Zheng Sili made an exasperated noise and started storming in the other direction.
“Is that your plan?” I said, hurrying after him. “Throwing a tantrum?”
“No,” he said. “I’m looking for a stone merchant, since I apparently have to do everything around here.”
“I see someone’s not feeling hungover anymore and is back to being an ass,” I said, following him into the town center.
Stones were harder to come by in Zhongwei, but we managed to find a merchant with a cart full of stones tucked between the cabbage salesman and another cart selling seaberries. I thought back to the opals in my pocket, still unsure what I could even do with them. But the solution couldn’t have been that obvious, or else Zheng Sili surely would have told me just to make fun of my idiocy by now.
Zheng Sili filled a tray with a handful of lodestone and some desert kyanite, a blue stone I had never seen in person before, then turned to me for gold. By the time I paid the merchant,Zheng Sili was already walking away, picking out a bunch of grapes and waving me over to pay.
“Desert grapes contain sodium,” he said as I counted out coins.
“If that was what you wanted, we could have just bought salt,” I grumbled, but didn’t protest further, since I didn’t have any better ideas for how to find the Arcane Alchemist.
Zheng Sili was already walking away, mumbling something about stones to himself. I caught up to him with the armful of grapes as he ducked into an alley, moving to the deepest part, hidden in the shade between buildings. He spread his stones out on the ground before him and closed his eyes as if thinking. I peeled a grape and bit it in half, holding it in front of my bag until Durian poked his head out and snatched it.

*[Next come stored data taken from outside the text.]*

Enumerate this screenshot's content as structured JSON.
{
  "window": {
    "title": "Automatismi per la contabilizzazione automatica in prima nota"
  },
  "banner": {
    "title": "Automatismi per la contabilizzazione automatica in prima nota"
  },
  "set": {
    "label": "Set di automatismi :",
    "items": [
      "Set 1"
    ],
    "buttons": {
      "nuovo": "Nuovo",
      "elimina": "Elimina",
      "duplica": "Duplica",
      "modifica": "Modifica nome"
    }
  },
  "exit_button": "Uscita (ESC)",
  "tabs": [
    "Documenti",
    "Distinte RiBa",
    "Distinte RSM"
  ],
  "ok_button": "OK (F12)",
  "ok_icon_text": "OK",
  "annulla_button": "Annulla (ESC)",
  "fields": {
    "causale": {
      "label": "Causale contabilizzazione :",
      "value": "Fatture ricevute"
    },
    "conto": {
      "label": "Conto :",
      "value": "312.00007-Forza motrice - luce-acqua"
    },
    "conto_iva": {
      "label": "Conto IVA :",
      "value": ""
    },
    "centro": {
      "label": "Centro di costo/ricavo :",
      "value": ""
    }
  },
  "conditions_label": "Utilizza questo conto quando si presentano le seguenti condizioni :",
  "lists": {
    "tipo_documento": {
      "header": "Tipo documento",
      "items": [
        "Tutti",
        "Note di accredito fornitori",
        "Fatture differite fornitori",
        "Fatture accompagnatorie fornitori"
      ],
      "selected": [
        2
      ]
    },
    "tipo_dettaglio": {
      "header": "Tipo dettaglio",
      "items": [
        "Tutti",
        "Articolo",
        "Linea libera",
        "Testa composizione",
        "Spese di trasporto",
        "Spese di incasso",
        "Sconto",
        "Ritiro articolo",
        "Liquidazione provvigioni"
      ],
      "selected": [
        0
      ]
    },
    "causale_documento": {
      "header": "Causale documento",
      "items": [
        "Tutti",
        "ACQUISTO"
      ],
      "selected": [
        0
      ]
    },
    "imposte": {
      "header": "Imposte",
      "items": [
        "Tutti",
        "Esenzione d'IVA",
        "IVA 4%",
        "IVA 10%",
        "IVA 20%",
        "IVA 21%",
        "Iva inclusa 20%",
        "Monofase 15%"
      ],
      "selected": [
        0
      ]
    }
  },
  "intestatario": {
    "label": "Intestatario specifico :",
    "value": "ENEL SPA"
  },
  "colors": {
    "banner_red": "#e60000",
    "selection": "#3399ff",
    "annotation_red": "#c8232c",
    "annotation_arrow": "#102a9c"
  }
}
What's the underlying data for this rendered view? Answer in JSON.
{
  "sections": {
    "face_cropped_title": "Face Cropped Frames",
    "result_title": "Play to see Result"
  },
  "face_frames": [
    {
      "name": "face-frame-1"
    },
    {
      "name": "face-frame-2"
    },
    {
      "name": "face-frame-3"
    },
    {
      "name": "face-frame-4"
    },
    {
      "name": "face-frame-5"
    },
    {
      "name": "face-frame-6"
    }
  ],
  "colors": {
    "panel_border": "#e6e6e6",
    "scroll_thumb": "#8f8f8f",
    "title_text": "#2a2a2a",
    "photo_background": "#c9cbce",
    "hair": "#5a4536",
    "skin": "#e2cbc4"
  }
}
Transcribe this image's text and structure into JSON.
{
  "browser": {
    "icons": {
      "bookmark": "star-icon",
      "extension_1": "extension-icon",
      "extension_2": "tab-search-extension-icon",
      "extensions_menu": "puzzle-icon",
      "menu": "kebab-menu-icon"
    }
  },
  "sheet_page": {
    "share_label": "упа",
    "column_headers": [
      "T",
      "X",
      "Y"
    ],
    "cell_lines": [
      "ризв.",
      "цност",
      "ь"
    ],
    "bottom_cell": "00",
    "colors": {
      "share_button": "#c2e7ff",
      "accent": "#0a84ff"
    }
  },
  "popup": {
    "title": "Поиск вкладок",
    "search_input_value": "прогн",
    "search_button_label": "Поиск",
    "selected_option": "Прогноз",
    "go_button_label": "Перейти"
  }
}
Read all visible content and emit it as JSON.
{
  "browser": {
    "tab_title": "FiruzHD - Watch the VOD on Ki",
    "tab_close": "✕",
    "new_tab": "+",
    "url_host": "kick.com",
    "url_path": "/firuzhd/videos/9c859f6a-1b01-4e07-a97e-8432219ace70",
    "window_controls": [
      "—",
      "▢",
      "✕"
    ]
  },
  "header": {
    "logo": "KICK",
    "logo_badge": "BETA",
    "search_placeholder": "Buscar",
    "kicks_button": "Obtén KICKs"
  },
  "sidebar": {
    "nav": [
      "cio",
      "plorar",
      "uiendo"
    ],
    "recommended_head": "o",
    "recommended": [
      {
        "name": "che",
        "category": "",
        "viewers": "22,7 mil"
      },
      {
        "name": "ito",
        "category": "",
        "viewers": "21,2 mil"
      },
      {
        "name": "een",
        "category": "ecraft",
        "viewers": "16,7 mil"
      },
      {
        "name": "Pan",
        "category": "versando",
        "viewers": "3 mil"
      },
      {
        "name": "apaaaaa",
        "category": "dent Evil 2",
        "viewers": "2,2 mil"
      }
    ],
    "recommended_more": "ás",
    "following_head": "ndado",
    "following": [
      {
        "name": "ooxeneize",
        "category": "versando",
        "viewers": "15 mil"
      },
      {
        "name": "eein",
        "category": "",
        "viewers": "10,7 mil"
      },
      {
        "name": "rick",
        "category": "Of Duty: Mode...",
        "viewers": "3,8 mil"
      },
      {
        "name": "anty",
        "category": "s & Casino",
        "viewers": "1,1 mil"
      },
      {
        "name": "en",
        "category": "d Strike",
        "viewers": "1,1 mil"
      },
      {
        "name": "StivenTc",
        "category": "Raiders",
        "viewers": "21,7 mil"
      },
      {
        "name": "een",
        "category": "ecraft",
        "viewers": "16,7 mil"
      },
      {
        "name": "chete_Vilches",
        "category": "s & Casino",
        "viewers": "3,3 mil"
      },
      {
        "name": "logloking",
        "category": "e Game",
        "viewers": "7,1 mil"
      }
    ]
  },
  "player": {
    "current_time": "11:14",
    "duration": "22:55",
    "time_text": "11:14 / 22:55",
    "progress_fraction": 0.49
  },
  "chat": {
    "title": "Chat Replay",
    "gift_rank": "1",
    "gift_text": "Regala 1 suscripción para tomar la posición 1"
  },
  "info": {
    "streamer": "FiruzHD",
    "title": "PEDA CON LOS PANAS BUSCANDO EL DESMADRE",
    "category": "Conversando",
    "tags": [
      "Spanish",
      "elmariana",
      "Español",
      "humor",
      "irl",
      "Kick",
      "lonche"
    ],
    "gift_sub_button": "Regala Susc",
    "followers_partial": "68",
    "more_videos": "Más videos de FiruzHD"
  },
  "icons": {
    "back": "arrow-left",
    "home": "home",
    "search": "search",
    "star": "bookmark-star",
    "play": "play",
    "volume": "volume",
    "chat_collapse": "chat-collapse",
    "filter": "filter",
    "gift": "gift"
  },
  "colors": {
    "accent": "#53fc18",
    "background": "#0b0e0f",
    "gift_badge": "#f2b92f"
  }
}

“I need those,” Zheng Sili said, glaring.
“For what?” I said. “Care to explain?”
“You bought some ying waterstones back in Baiyin, right?” he said, as if I hadn’t spoken.
I sighed and dug them out of my satchel, tossing them to the dirt, where he carefully arranged them in a pentagram with the other stones.
“I’m making a compass,” he said at last. “It’s a magnet that can point us in the direction we need to go.”
“I know what a compass is,” I said, frowning. “But I already know which direction is north. Why would that help us?”
“Because,” Zheng Sili said, “instead of pointing north, it will point us toward the strongest concentration of alchemical energy.”
I frowned. “So we need to catch this guy midtransformation?”
Zheng Sili rolled his eyes. “Transformations are like qi fireworks going off all at once, and the more powerful, the longerthey linger,” he said. “Did you really never learn this? You just knocked some stones together and hoped for the best?”
“Says the guy who never became a royal alchemist,” I said, crossing my arms. In truth, I felt foolish for not thinking of this myself. Of course no alchemy stone could bring us to a man whose name we didn’t even know, but it could bring us to other transformations. It would have been useless in a city like Chang’an that brimmed with alchemy, but this far north, where alchemists were few and far between, it could work. I supposed Zheng Sili’s education hadn’t been entirely wasted on him.
“Cover me,” he said.
“Cover you with what?”
But he didn’t wait for my response, resting his hands over the pentagram, blue light rising like small bursts of lightning between his fingers. I jumped to my feet and stood in front of him, doing my best to block anyone else’s view into the alleyway with my skirts.
“I’m not a human wall, you know!” I said over my shoulder.
The crackling sounds died down, the light mercifully fading. “Not my fault you’re a string bean,” he said.
I turned around, frowning at the round compass clutched in his palms, a flat piece of black stone with a blue arrow that shifted in his hands, pointing toward the horizon.
“What are the grapes for?” I said.
“Oh! Right.” He leaned over and popped three of them in his mouth. “I was hungry.”
Before I could start yelling, he snapped the bunch in half and held the other half out for me. “I got you some,” he said.
“Ipaid for them!” I said, snatching the grapes.
“Yeah, with the prince’s money, so don’t act all high and mighty about it,” he said. “At least I gave you half.”